Prorogation du mandat des élus : Maurice Kamto saisit le Conseil constitutionnel

Le président du Mouvement pour la Renaissance du Cameroun (MRC) conteste formellement la prorogation du mandat des conseillers municipaux élus en 2020. Dans une déclaration publiée ce 3 juin 2026, Maurice Kamto juge le décret présidentiel du 4 mai 2026 anticonstitutionnel, affirmant que les conseils municipaux ont expiré le 31 mai dernier. Une nouvelle bataille juridique s’ouvre au sommet de l’État.

Le paysage politique camerounais est en ébullition. Au lendemain de la date fatidique du 31 mai 2026, Maurice Kamto hausse le ton contre la décision du Président de la République de prolonger, jusqu’au 28 février 2027, le mandat des conseillers municipaux.

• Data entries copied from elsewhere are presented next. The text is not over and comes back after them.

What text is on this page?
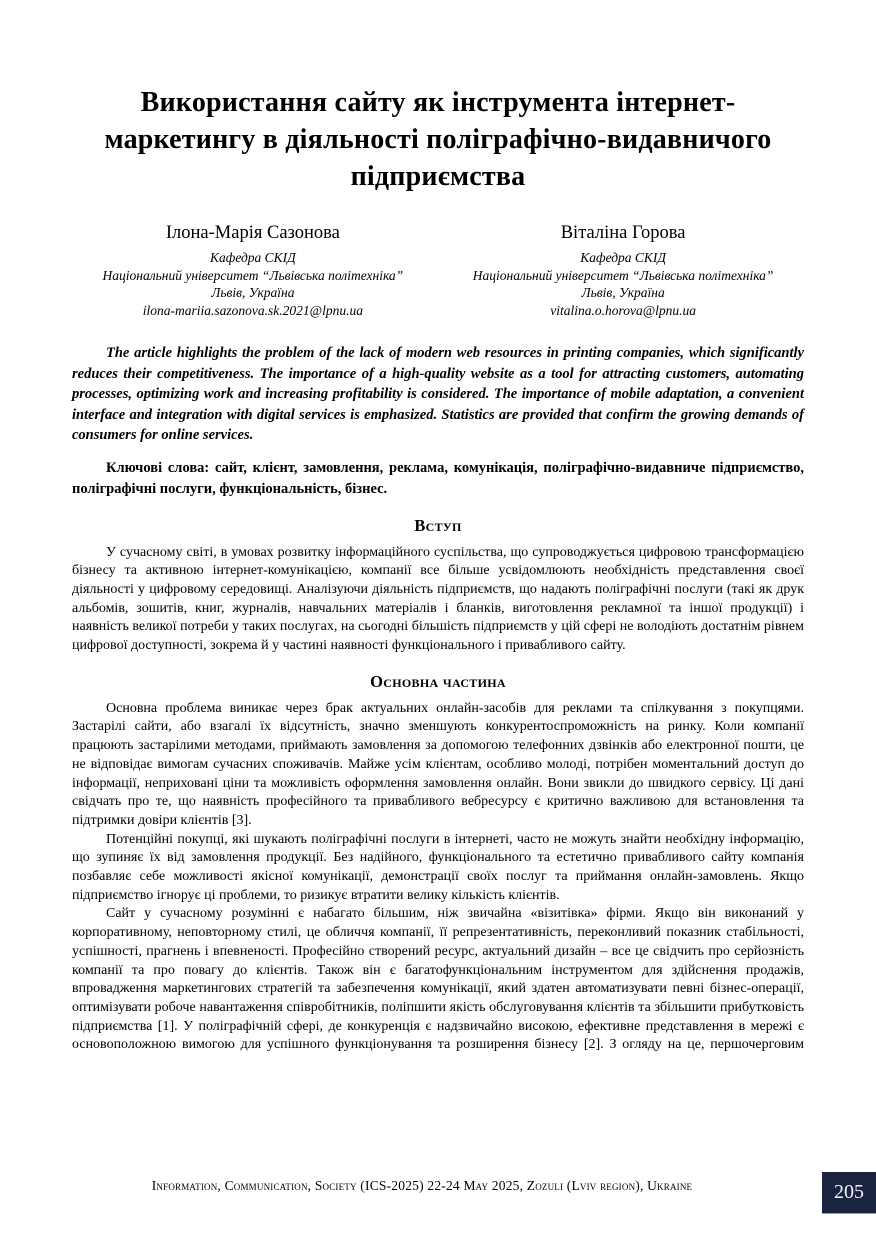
Використання сайту як інструмента інтернет-маркетингу в діяльності поліграфічно-видавничого підприємства
Ілона-Марія Сазонова
Кафедра СКІД
Національний університет “Львівська політехніка”
Львів, Україна
ilona-mariia.sazonova.sk.2021@lpnu.ua
Віталіна Горова
Кафедра СКІД
Національний університет “Львівська політехніка”
Львів, Україна
vitalina.o.horova@lpnu.ua

The article highlights the problem of the lack of modern web resources in printing companies, which significantly reduces their competitiveness. The importance of a high-quality website as a tool for attracting customers, automating processes, optimizing work and increasing profitability is considered. The importance of mobile adaptation, a convenient interface and integration with digital services is emphasized. Statistics are provided that confirm the growing demands of consumers for online services.

Ключові слова: сайт, клієнт, замовлення, реклама, комунікація, поліграфічно-видавниче підприємство, поліграфічні послуги, функціональність, бізнес.

Вступ

У сучасному світі, в умовах розвитку інформаційного суспільства, що супроводжується цифровою трансформацією бізнесу та активною інтернет-комунікацією, компанії все більше усвідомлюють необхідність представлення своєї діяльності у цифровому середовищі. Аналізуючи діяльність підприємств, що надають поліграфічні послуги (такі як друк альбомів, зошитів, книг, журналів, навчальних матеріалів і бланків, виготовлення рекламної та іншої продукції) і наявність великої потреби у таких послугах, на сьогодні більшість підприємств у цій сфері не володіють достатнім рівнем цифрової доступності, зокрема й у частині наявності функціонального і привабливого сайту.

Основна частина

Основна проблема виникає через брак актуальних онлайн-засобів для реклами та спілкування з покупцями. Застарілі сайти, або взагалі їх відсутність, значно зменшують конкурентоспроможність на ринку. Коли компанії працюють застарілими методами, приймають замовлення за допомогою телефонних дзвінків або електронної пошти, це не відповідає вимогам сучасних споживачів. Майже усім клієнтам, особливо молоді, потрібен моментальний доступ до інформації, неприховані ціни та можливість оформлення замовлення онлайн. Вони звикли до швидкого сервісу. Ці дані свідчать про те, що наявність професійного та привабливого вебресурсу є критично важливою для встановлення та підтримки довіри клієнтів [3].

Потенційні покупці, які шукають поліграфічні послуги в інтернеті, часто не можуть знайти необхідну інформацію, що зупиняє їх від замовлення продукції. Без надійного, функціонального та естетично привабливого сайту компанія позбавляє себе можливості якісної комунікації, демонстрації своїх послуг та приймання онлайн-замовлень. Якщо підприємство ігнорує ці проблеми, то ризикує втратити велику кількість клієнтів.

Сайт у сучасному розумінні є набагато більшим, ніж звичайна «візитівка» фірми. Якщо він виконаний у корпоративному, неповторному стилі, це обличчя компанії, її репрезентативність, переконливий показник стабільності, успішності, прагнень і впевненості. Професійно створений ресурс, актуальний дизайн – все це свідчить про серйозність компанії та про повагу до клієнтів. Також він є багатофункціональним інструментом для здійснення продажів, впровадження маркетингових стратегій та забезпечення комунікації, який здатен автоматизувати певні бізнес-операції, оптимізувати робоче навантаження співробітників, поліпшити якість обслуговування клієнтів та збільшити прибутковість підприємства [1]. У поліграфічній сфері, де конкуренція є надзвичайно високою, ефективне представлення в мережі є основоположною вимогою для успішного функціонування та розширення бізнесу [2]. З огляду на це, першочерговим

Information, Communication, Society (ICS-2025) 22-24 May 2025, Zozuli (Lviv region), Ukraine	205
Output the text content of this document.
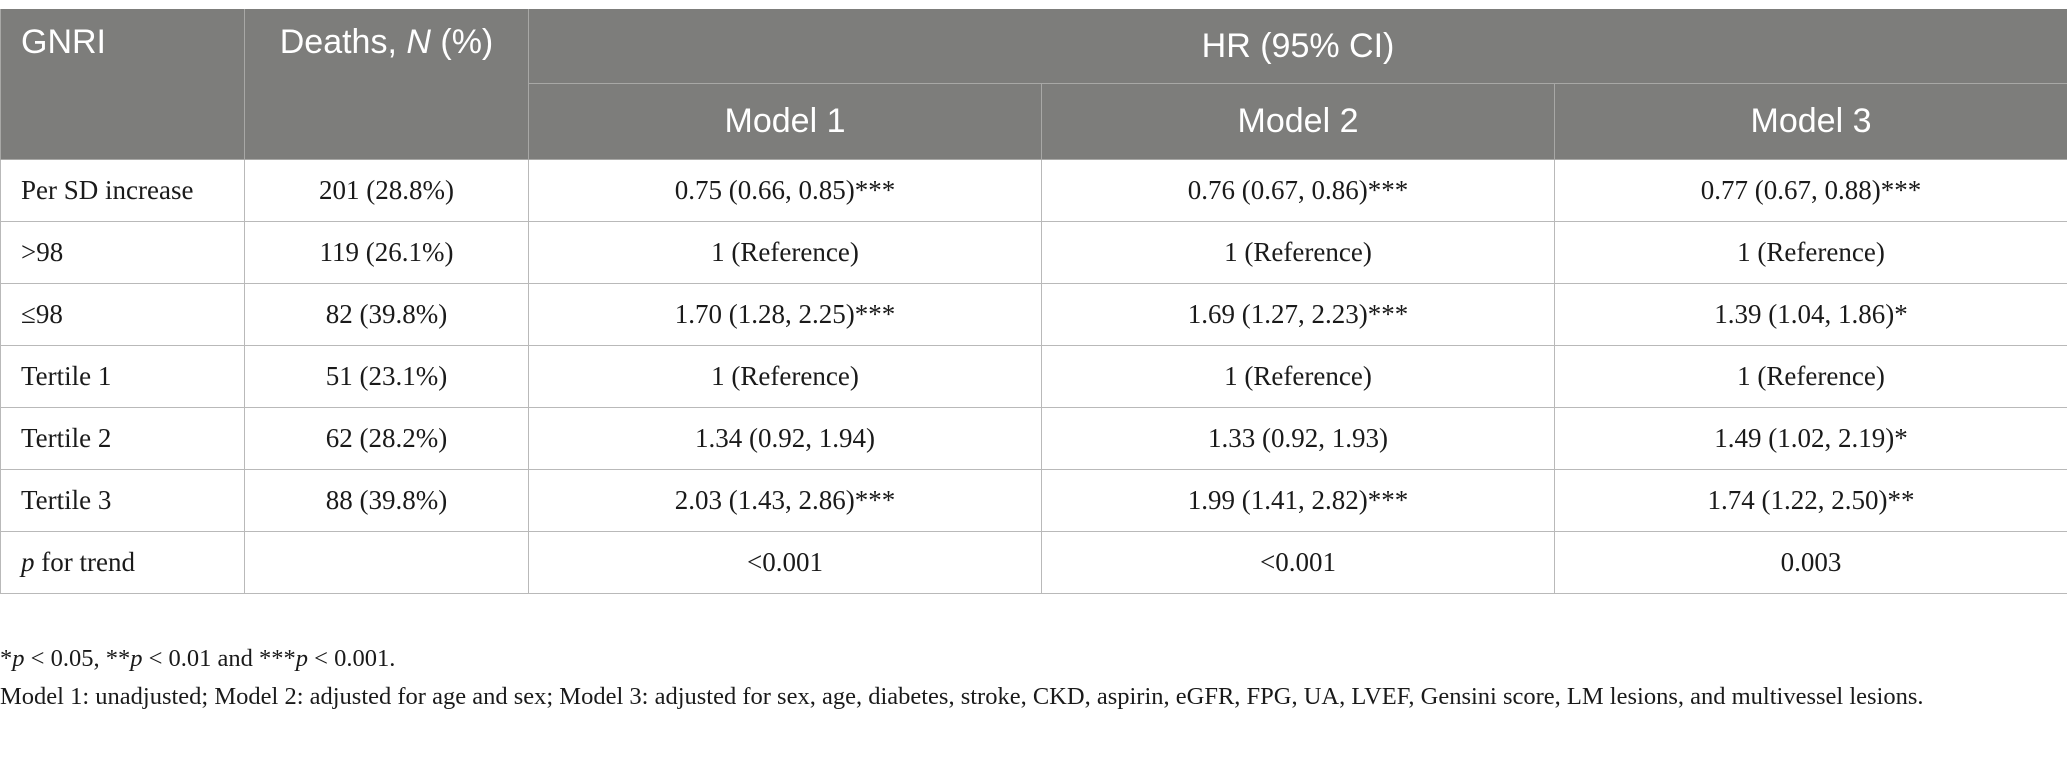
GNRI	Deaths, N (%)	HR (95% CI)		
		Model 1	Model 2	Model 3
Per SD increase	201 (28.8%)	0.75 (0.66, 0.85)***	0.76 (0.67, 0.86)***	0.77 (0.67, 0.88)***
>98	119 (26.1%)	1 (Reference)	1 (Reference)	1 (Reference)
≤98	82 (39.8%)	1.70 (1.28, 2.25)***	1.69 (1.27, 2.23)***	1.39 (1.04, 1.86)*
Tertile 1	51 (23.1%)	1 (Reference)	1 (Reference)	1 (Reference)
Tertile 2	62 (28.2%)	1.34 (0.92, 1.94)	1.33 (0.92, 1.93)	1.49 (1.02, 2.19)*
Tertile 3	88 (39.8%)	2.03 (1.43, 2.86)***	1.99 (1.41, 2.82)***	1.74 (1.22, 2.50)**
p for trend		<0.001	<0.001	0.003

*p < 0.05, **p < 0.01 and ***p < 0.001.

Model 1: unadjusted; Model 2: adjusted for age and sex; Model 3: adjusted for sex, age, diabetes, stroke, CKD, aspirin, eGFR, FPG, UA, LVEF, Gensini score, LM lesions, and multivessel lesions.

Pour le leader du MRC, il n’y a pas d’ambiguïté : le pays est entré, depuis le 1er juin, dans une situation de « vacance légale » sur l’ensemble du territoire national.

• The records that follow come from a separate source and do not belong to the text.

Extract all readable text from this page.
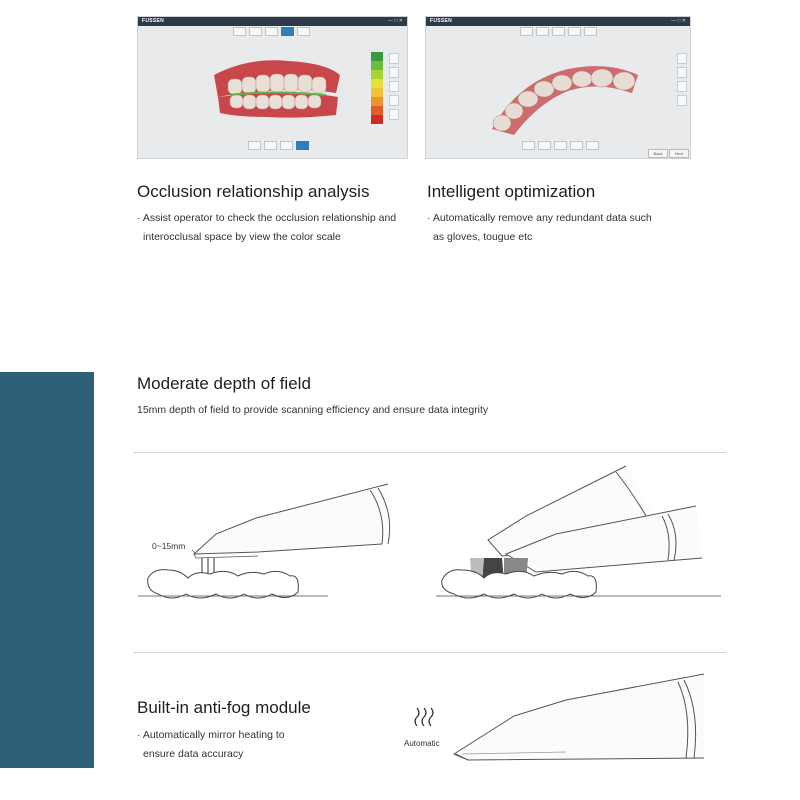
FUSSEN	— □ ✕	FUSSEN	— □ ✕
Back	Next
Occlusion relationship analysis
· Assist operator to check the occlusion relationship and
interocclusal space by view the color scale
Intelligent optimization
· Automatically remove any redundant data such
as gloves, tougue etc
Moderate depth of field
15mm depth of field to provide scanning efficiency and ensure data integrity
0~15mm
Built-in anti-fog module
· Automatically mirror heating to
ensure data accuracy
Automatic
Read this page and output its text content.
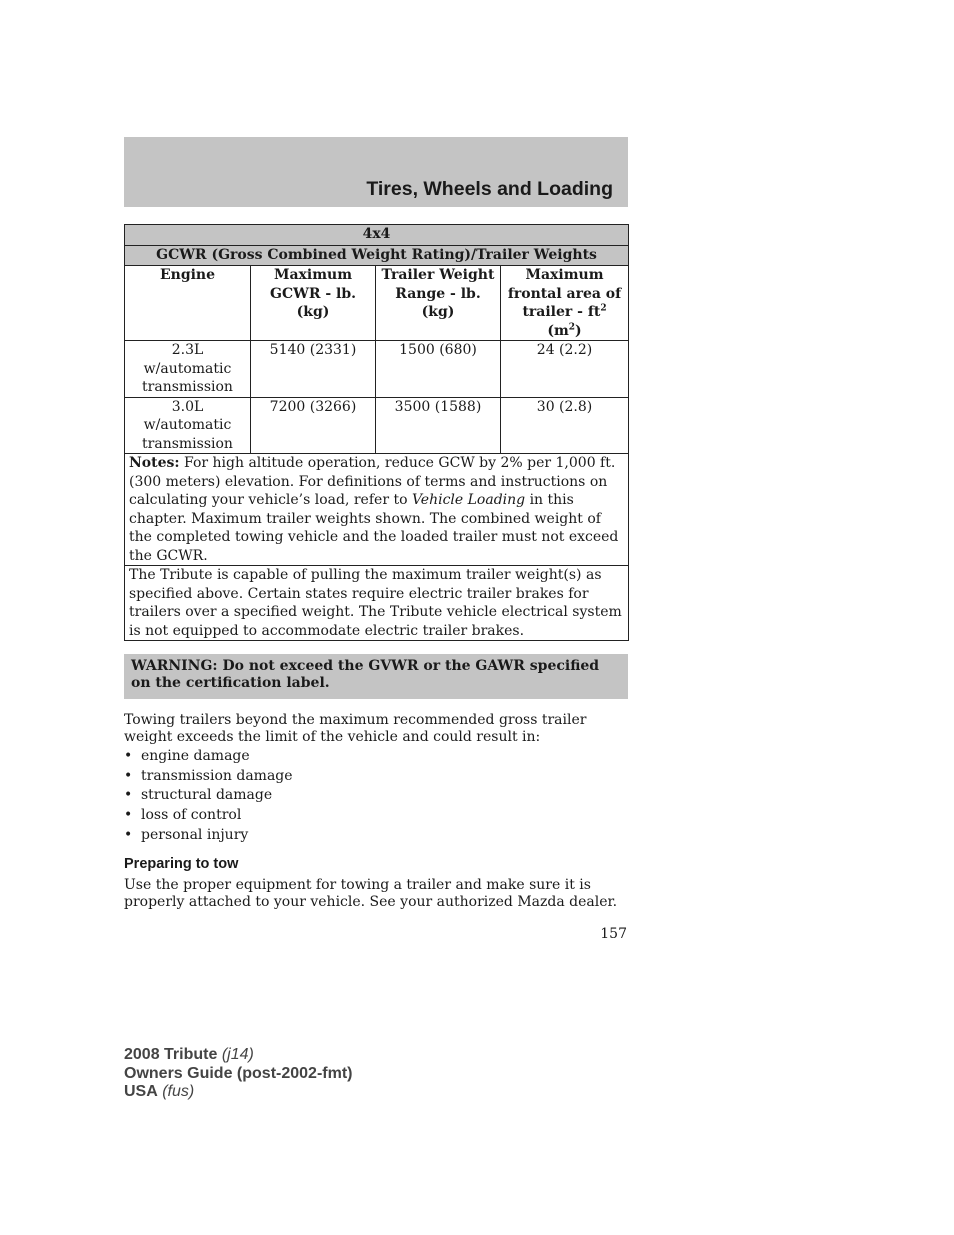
Tires, Wheels and Loading
4x4			
GCWR (Gross Combined Weight Rating)/Trailer Weights			
Engine	Maximum GCWR - lb. (kg)	Trailer Weight Range - lb. (kg)	Maximum frontal area of trailer - $ft^2$
$(m^2)$
2.3L w/automatic transmission	5140 (2331)	1500 (680)	24 (2.2)
3.0L w/automatic transmission	7200 (3266)	3500 (1588)	30 (2.8)
Notes: For high altitude operation, reduce GCW by 2% per 1,000 ft. (300 meters) elevation. For definitions of terms and instructions on calculating your vehicle’s load, refer to Vehicle Loading in this chapter. Maximum trailer weights shown. The combined weight of the completed towing vehicle and the loaded trailer must not exceed the GCWR.			
The Tribute is capable of pulling the maximum trailer weight(s) as specified above. Certain states require electric trailer brakes for trailers over a specified weight. The Tribute vehicle electrical system is not equipped to accommodate electric trailer brakes.			
WARNING: Do not exceed the GVWR or the GAWR specified on the certification label.

Towing trailers beyond the maximum recommended gross trailer weight exceeds the limit of the vehicle and could result in:

• engine damage
• transmission damage
• structural damage
• loss of control
• personal injury
Preparing to tow

Use the proper equipment for towing a trailer and make sure it is properly attached to your vehicle. See your authorized Mazda dealer.

157
2008 Tribute (j14)
Owners Guide (post-2002-fmt)
USA (fus)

Une offensive sur le terrain du droit

Maurice Kamto ne se limite pas à une simple protestation verbale. L’opposant a officiellement engagé un recours en retrait contre le décret querellé. Son objectif est clair : obtenir l’annulation de cette prorogation qu’il considère comme une violation flagrante des dispositions constitutionnelles et du cadre légal régissant les collectivités territoriales décentralisées.

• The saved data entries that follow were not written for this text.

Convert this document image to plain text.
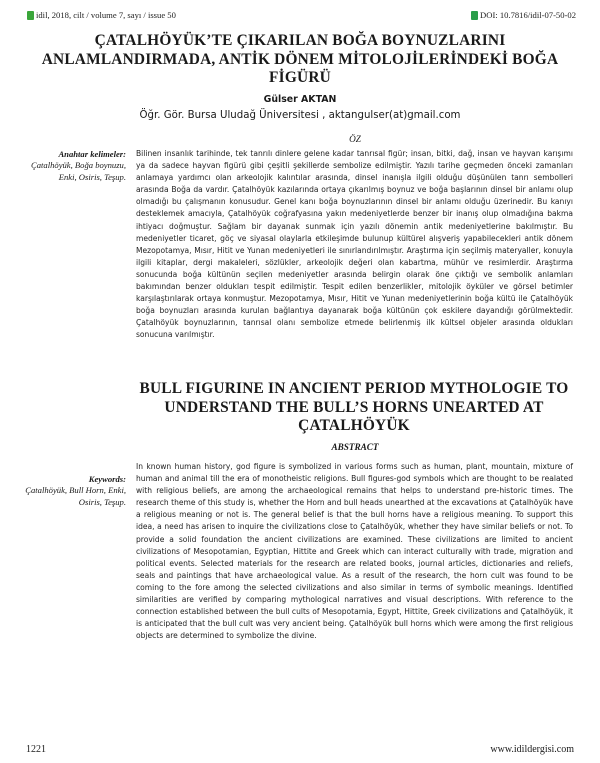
idil, 2018, cilt / volume 7, sayı / issue 50	DOI: 10.7816/idil-07-50-02
ÇATALHÖYÜK’TE ÇIKARILAN BOĞA BOYNUZLARINI ANLAMLANDIRMADA, ANTİK DÖNEM MİTOLOJİLERİNDEKİ BOĞA FİGÜRÜ
Gülser AKTAN
Öğr. Gör. Bursa Uludağ Üniversitesi , aktangulser(at)gmail.com
ÖZ
Anahtar kelimeler:
Çatalhöyük, Boğa boynuzu, Enki, Osiris, Teşup.
Bilinen insanlık tarihinde, tek tanrılı dinlere gelene kadar tanrısal figür; insan, bitki, dağ, insan ve hayvan karışımı ya da sadece hayvan figürü gibi çeşitli şekillerde sembolize edilmiştir. Yazılı tarihe geçmeden önceki zamanları anlamaya yardımcı olan arkeolojik kalıntılar arasında, dinsel inanışla ilgili olduğu düşünülen tanrı sembolleri arasında Boğa da vardır. Çatalhöyük kazılarında ortaya çıkarılmış boynuz ve boğa başlarının dinsel bir anlamı olup olmadığı bu çalışmanın konusudur. Genel kanı boğa boynuzlarının dinsel bir anlamı olduğu üzerinedir. Bu kanıyı desteklemek amacıyla, Çatalhöyük coğrafyasına yakın medeniyetlerde benzer bir inanış olup olmadığına bakma ihtiyacı doğmuştur. Sağlam bir dayanak sunmak için yazılı dönemin antik medeniyetlerine bakılmıştır. Bu medeniyetler ticaret, göç ve siyasal olaylarla etkileşimde bulunup kültürel alışveriş yapabilecekleri antik dönem Mezopotamya, Mısır, Hitit ve Yunan medeniyetleri ile sınırlandırılmıştır. Araştırma için seçilmiş materyaller, konuyla ilgili kitaplar, dergi makaleleri, sözlükler, arkeolojik değeri olan kabartma, mühür ve resimlerdir. Araştırma sonucunda boğa kültünün seçilen medeniyetler arasında belirgin olarak öne çıktığı ve sembolik anlamları bakımından benzer oldukları tespit edilmiştir. Tespit edilen benzerlikler, mitolojik öyküler ve görsel betimler karşılaştırılarak ortaya konmuştur. Mezopotamya, Mısır, Hitit ve Yunan medeniyetlerinin boğa kültü ile Çatalhöyük boğa boynuzları arasında kurulan bağlantıya dayanarak boğa kültünün çok eskilere dayandığı görülmektedir. Çatalhöyük boynuzlarının, tanrısal olanı sembolize etmede belirlenmiş ilk kültsel objeler arasında oldukları sonucuna varılmıştır.
BULL FIGURINE IN ANCIENT PERIOD MYTHOLOGIE TO UNDERSTAND THE BULL’S HORNS UNEARTED AT ÇATALHÖYÜK
ABSTRACT
Keywords:
Çatalhöyük, Bull Horn, Enki, Osiris, Teşup.
In known human history, god figure is symbolized in various forms such as human, plant, mountain, mixture of human and animal till the era of monotheistic religions. Bull figures-god symbols which are thought to be realated with religious beliefs, are among the archaeological remains that helps to understand pre-historic times. The research theme of this study is, whether the Horn and bull heads unearthed at the excavations at Çatalhöyük have a religious meaning or not is. The general belief is that the bull horns have a religious meaning. To support this idea, a need has arisen to inquire the civilizations close to Çatalhöyük, whether they have similar beliefs or not. To provide a solid foundation the ancient civilizations are examined. These civilizations are limited to ancient civilizations of Mesopotamian, Egyptian, Hittite and Greek which can interact culturally with trade, migration and political events. Selected materials for the research are related books, journal articles, dictionaries and reliefs, seals and paintings that have archaeological value. As a result of the research, the horn cult was found to be coming to the fore among the selected civilizations and also similar in terms of symbolic meanings. Identified similarities are verified by comparing mythological narratives and visual descriptions. With reference to the connection established between the bull cults of Mesopotamia, Egypt, Hittite, Greek civilizations and Çatalhöyük, it is anticipated that the bull cult was very ancient being. Çatalhöyük bull horns which were among the first religious objects are determined to symbolize the divine.
1221	www.idildergisi.com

Dans sa ligne de mire, la saisine prochaine du Conseil constitutionnel. Le président du MRC entend obtenir de la haute juridiction une clarification sur la régularité de cette mesure exceptionnelle. Il presse par ailleurs les exécutifs communaux à tirer toutes les conséquences juridiques de cette expiration, tout en exigeant du gouvernement la convocation immédiate du corps électoral pour de nouvelles consultations locales.

Un test pour le Conseil constitutionnel

Cette sortie marque une nouvelle étape dans les relations souvent conflictuelles entre le parti au pouvoir et l’opposition. En appelant à la cessation des activités des conseils municipaux, Maurice Kamto pose un acte politique fort qui place les institutions face à leurs responsabilités.

Alors que le débat sur le calendrier électoral s’intensifie à l’approche de 2027, la réponse du Conseil constitutionnel sera scrutée avec la plus grande attention. Il s’agira, pour les neuf sages, de trancher une querelle juridique qui pourrait durablement influencer le climat politique camerounais dans les mois à venir.